In the April 20th issue, The Economist covered the subject of Media in a series of articles (here, here, here and here...plus several others worthy of reading). I encourage you to read through the articles because they weigh in heavily on a Big Trend watching Media's evolution.
The Economist writes about the transformational powers of high-speed broadband, saying its advent represents a true revolution in the way the people of our planet communicate? When The Economist makes that observation, it confirms we are all living in it. In one article, the author points out that unlike previous eras in the history of communication, in which power resided with owners of the machinery, the Web era is quickly becoming all about its participants.
That IS the New Entertainment Economy. Media control is no longer only in the hands of the license and transmitter holders. Media control in the On Demand world is in the hands of consumers. Consumers now have the choices and possess the ability to get what they want...right now. It "has profound implications for traditional business models in the media industry, which are based on aggregating large passive audiences and holding them captive during advertising interruptions," Andreas Kluth writes. And traditional media is still having a hard adapting their economic models, as they have always been based purely on their control, not the consumers.
Continues Kluth, "In the new-media era, audiences will occasionally be large, but often small, and usually tiny. Instead of a few large capital-rich media giants competing with one another for these audiences, it will be small firms and individuals competing or, more often, collaborating. Some will be making money from the content they create; others will not and will not mind, because they have other motives."

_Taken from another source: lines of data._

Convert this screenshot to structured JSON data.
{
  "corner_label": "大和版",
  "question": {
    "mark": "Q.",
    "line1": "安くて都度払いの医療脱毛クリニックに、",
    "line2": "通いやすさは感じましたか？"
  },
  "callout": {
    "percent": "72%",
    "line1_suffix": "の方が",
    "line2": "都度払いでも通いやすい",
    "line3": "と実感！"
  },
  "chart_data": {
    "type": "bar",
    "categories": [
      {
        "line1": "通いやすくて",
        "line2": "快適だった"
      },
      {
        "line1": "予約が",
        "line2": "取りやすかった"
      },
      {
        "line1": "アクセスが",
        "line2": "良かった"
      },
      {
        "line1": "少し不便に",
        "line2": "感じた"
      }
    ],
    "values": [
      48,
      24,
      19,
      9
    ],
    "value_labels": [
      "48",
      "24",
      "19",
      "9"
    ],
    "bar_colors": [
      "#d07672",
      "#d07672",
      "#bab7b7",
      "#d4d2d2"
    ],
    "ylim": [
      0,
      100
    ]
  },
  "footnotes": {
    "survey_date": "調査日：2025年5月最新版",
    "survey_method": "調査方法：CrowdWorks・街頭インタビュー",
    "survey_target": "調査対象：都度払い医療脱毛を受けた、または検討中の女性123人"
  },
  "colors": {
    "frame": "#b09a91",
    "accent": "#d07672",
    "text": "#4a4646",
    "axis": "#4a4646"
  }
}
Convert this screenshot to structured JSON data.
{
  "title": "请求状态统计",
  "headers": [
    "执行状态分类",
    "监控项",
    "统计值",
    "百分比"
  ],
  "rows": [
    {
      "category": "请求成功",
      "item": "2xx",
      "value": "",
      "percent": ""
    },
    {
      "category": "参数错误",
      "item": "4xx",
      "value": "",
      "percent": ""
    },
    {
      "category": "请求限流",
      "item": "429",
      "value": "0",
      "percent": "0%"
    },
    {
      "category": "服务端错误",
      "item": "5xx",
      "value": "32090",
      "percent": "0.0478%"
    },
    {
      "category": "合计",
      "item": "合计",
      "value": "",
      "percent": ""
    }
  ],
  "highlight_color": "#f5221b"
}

The spectrum of content control has been completely redefined in this YouTube/digital radio/Broadband universe. On one side of the spectrum, you have people creating stuff to build their own reputations, hoping to bubble up their content to the masses through avenues like viral video or podcasts. On the other side, superbrands such as Steven Speilberg will become their own content portals, with corporate mothership surrogates no longer needed.
Dive in and let the articles slowly digest...they are rich in content and useful for when you put your thinking cap on.